What's still uncertain (open questions)
| Question | Status |
|---|---|
| Channel-A regression decomposition at full magnitude | Blocked on the LLM methodology extractor's full-universe (~14k poll) batch run. The paired-pair design (paper § Extension in development) is the preliminary read; full-universe regression is in production. |
| Sophisticated Channel-B (preserves digit distributions, proportional rescaling, pre-publication quota reweighting) | Not ruled out by AN-013. Will be the residual after Channel-A controls land. |
| Partisan bairro/setor at seção resolution | AN-032 preliminary; the cleanest test requires IBGE setor shapefiles + a spatial join, not in the local pipeline. |
| Cross-cycle replication (2020 mayoral, 2022 federal) | Not yet run; would tighten the firm-volume slope and the customer-mix sorting result. |
| Hand-validation of LLM extraction quality | Queued in todo.md § Data-quality validation.

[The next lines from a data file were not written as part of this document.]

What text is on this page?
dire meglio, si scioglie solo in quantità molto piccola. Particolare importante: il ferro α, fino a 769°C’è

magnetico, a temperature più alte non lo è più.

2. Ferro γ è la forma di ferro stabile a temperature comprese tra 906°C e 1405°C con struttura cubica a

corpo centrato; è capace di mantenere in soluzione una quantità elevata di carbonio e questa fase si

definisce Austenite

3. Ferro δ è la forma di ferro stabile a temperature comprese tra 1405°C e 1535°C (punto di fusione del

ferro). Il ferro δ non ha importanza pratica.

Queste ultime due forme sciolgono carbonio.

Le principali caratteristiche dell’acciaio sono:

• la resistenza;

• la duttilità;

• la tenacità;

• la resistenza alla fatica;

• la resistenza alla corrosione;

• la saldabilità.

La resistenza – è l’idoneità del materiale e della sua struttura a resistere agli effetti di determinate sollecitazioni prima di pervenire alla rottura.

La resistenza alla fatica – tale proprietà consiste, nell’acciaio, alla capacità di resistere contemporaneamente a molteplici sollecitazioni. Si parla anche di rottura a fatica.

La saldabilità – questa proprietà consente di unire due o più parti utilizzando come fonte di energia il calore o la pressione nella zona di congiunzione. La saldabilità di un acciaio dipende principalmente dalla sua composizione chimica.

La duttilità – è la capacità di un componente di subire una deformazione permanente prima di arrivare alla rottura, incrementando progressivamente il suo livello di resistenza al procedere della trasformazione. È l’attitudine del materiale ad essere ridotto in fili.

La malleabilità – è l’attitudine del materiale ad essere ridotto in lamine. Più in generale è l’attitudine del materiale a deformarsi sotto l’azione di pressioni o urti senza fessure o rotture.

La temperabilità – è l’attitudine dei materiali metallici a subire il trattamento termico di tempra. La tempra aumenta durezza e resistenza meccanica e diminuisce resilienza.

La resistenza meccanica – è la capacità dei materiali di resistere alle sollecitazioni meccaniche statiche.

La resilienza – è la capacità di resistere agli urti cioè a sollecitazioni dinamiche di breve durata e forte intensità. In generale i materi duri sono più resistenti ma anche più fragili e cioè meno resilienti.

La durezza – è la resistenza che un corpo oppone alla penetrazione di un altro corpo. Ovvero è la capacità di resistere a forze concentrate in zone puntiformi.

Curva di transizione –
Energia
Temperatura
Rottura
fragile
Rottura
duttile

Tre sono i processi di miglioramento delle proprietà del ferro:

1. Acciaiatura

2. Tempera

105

AN-013/AN-015/AN-016 are script-based proxies; the hand-validation is the gold-standard direct test. |
| Whether the media filter (AN-025) reflects firm name distinguishability (query noise) or real reputation | Re-scrape at higher cap + distinctive-names robustness parked as the AN-025 follow-ups. |
Document hygiene
This document is living. Edit it whenever an AN result materially changes the story or a new line of evidence enters the chain. Each section should hyperlink to its supporting analyses; if a section ages and no longer reflects current beliefs, mark the section "(legacy)" rather than deleting — the version history of the document is its own record of how the story converged.